Integration with ActiveRecord

class Order
  def self.create_with_validation(params)
    order = new(params)

    if order.valid?
      order.save ? Llull::Success(order) : Llull::Failure(:save_failed, order.errors)
    else
      Llull::Failure(:validation, order.errors.full_messages)
    end
  end
end

# Usage
Order.create_with_validation(params)
  .and_then { |order| PaymentService.new.call(order) }
  .and_then { |payment| ShippingService.new.call(payment.order) }

API Reference

Result Methods

  • success? / failure? - Check result status
  • value / error_type / error_data - Access result data
  • map { |value| ... } - Transform successful values
  • and_then { |value| ... } - Chain Result-returning operations
  • or_else { |type, data| ... } - Recover with Result-returning operation
  • recover { |type, data| ... } - Convert failure to success value
  • unwrap! - Extract value (raises on failure)
  • unwrap_or(default) - Extract value with default
  • value_or { |type, data| ... } - Extract value with dynamic default
  • tap_success { |value| ... } - Side effect on success
  • tap_failure { |type, data| ... } - Side effect on failure
  • on_success { |value| ... } - Rails-friendly success handler
  • on_failure(type = nil) { |type, data| ... } - Rails-friendly failure handler

Module Methods

  • Success(value) - Create successful Result
  • Failure(type, data = nil) - Create failed Result
  • collect(results) - Combine multiple Results
  • traverse(collection) { |item| ... } - Map collection to Results and collect
  • sequence(result) - Convert Result containing array to array of Results
  • partition(results) - Split array of Results into [successes, failures]

Pattern Matching Support

Results work with Ruby 3+ pattern matching via deconstruct and deconstruct_keys.

Requirements

  • Ruby 3.2+
  • No external dependencies

Development

After checking out the repo, run bin/setup to install dependencies. Then, run rake spec to run the tests. You can also run bin/console for an interactive prompt that will allow you to experiment.

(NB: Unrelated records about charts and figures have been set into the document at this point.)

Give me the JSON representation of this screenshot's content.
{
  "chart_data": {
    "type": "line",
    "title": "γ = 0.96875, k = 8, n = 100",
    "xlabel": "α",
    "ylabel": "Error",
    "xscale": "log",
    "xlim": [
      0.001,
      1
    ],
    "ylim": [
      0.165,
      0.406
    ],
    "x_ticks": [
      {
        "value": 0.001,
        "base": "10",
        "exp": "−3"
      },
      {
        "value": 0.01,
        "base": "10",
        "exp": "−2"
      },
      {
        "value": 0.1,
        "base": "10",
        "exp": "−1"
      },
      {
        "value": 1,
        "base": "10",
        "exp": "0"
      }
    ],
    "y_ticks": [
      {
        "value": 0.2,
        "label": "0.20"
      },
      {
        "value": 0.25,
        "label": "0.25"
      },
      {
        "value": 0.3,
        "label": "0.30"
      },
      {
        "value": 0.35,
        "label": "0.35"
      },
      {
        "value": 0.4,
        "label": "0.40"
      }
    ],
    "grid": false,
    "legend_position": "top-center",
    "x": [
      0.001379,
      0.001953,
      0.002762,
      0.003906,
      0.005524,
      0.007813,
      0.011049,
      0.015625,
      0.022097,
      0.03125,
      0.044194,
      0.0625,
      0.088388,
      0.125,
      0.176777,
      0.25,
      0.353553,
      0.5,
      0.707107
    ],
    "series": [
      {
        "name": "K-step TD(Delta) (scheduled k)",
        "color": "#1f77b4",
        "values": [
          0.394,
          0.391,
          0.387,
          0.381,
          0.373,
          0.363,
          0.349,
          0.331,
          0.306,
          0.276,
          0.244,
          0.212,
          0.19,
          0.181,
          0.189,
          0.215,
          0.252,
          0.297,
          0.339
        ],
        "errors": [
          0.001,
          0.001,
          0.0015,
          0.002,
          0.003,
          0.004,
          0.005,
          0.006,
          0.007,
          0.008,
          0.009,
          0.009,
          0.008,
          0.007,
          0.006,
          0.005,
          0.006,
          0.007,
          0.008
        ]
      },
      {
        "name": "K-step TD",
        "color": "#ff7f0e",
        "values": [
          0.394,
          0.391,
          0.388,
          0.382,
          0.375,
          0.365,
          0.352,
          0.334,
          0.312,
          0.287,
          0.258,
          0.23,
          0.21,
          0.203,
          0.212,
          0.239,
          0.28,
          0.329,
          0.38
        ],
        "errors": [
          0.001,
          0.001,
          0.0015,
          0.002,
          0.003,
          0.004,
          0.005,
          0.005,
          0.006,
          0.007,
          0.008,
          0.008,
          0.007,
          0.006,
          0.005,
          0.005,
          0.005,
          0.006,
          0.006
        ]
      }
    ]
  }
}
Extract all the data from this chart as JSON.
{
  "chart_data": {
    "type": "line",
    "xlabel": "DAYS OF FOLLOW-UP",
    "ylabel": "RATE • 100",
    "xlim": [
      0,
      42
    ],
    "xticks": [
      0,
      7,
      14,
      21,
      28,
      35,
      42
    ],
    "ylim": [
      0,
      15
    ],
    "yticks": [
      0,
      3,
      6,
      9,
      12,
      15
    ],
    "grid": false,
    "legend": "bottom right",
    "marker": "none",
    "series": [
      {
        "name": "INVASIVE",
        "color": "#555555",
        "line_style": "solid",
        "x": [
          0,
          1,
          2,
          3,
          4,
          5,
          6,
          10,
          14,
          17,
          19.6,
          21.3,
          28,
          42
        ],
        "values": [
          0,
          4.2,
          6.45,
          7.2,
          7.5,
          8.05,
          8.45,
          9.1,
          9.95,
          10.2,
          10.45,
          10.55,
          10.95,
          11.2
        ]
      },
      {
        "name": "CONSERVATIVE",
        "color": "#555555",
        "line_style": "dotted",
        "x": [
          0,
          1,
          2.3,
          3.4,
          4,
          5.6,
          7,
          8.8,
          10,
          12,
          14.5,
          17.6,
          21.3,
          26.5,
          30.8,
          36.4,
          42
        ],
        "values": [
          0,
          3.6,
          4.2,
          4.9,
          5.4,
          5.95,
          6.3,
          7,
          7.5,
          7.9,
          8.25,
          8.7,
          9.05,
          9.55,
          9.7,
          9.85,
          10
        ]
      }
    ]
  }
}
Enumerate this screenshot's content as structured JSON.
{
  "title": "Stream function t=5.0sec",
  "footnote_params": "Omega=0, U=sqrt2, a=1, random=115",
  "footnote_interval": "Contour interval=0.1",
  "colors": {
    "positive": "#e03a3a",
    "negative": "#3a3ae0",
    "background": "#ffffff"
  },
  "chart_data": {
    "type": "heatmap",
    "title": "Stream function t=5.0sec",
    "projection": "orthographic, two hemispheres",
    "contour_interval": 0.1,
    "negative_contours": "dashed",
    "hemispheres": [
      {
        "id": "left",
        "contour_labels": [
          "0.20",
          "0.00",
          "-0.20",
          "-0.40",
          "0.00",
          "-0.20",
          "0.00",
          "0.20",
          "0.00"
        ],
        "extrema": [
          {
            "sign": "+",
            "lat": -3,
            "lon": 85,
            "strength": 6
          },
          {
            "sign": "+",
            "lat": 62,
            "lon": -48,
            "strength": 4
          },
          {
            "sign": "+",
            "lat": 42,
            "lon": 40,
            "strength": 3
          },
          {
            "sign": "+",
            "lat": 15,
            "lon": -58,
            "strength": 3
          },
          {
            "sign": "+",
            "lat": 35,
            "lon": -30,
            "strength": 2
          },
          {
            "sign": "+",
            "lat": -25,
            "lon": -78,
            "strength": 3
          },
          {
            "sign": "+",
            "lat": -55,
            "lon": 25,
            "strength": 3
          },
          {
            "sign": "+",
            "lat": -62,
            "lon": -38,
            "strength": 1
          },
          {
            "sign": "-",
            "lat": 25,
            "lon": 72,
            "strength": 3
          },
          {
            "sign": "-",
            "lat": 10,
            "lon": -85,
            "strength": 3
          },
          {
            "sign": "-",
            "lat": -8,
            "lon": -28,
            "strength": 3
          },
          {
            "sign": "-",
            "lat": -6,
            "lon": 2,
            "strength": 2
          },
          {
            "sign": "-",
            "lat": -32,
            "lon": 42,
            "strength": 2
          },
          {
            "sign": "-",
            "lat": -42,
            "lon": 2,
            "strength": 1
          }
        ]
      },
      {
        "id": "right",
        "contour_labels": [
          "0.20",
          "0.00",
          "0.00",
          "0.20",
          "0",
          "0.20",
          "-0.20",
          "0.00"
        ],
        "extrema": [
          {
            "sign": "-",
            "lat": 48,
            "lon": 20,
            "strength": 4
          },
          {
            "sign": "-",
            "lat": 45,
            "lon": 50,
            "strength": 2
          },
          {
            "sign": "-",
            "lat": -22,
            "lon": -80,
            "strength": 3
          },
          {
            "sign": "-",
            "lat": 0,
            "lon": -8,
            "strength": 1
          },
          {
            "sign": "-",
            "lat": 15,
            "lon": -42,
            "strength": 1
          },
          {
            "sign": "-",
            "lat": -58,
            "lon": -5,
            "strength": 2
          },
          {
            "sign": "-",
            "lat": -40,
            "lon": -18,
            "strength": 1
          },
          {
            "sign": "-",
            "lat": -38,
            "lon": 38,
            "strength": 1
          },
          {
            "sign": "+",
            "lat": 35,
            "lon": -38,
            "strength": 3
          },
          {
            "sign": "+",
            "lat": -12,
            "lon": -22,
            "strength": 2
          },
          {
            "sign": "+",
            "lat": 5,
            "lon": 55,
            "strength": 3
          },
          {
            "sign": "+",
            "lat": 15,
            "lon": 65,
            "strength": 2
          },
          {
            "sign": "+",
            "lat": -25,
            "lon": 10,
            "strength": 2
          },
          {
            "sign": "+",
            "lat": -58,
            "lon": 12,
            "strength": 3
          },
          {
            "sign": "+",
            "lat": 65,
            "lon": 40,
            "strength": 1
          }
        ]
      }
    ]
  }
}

To install this gem onto your local machine, run bundle exec rake install. To release a new version, update the version number in version.rb, and then run bundle exec rake release, which will create a git tag for the version, push git commits and the created tag, and push the .gem file to rubygems.org.

Contributing

Bug reports and pull requests are welcome on GitHub at https://github.com/[USERNAME]/llull.

License

The gem is available as open source under the terms of the MIT License.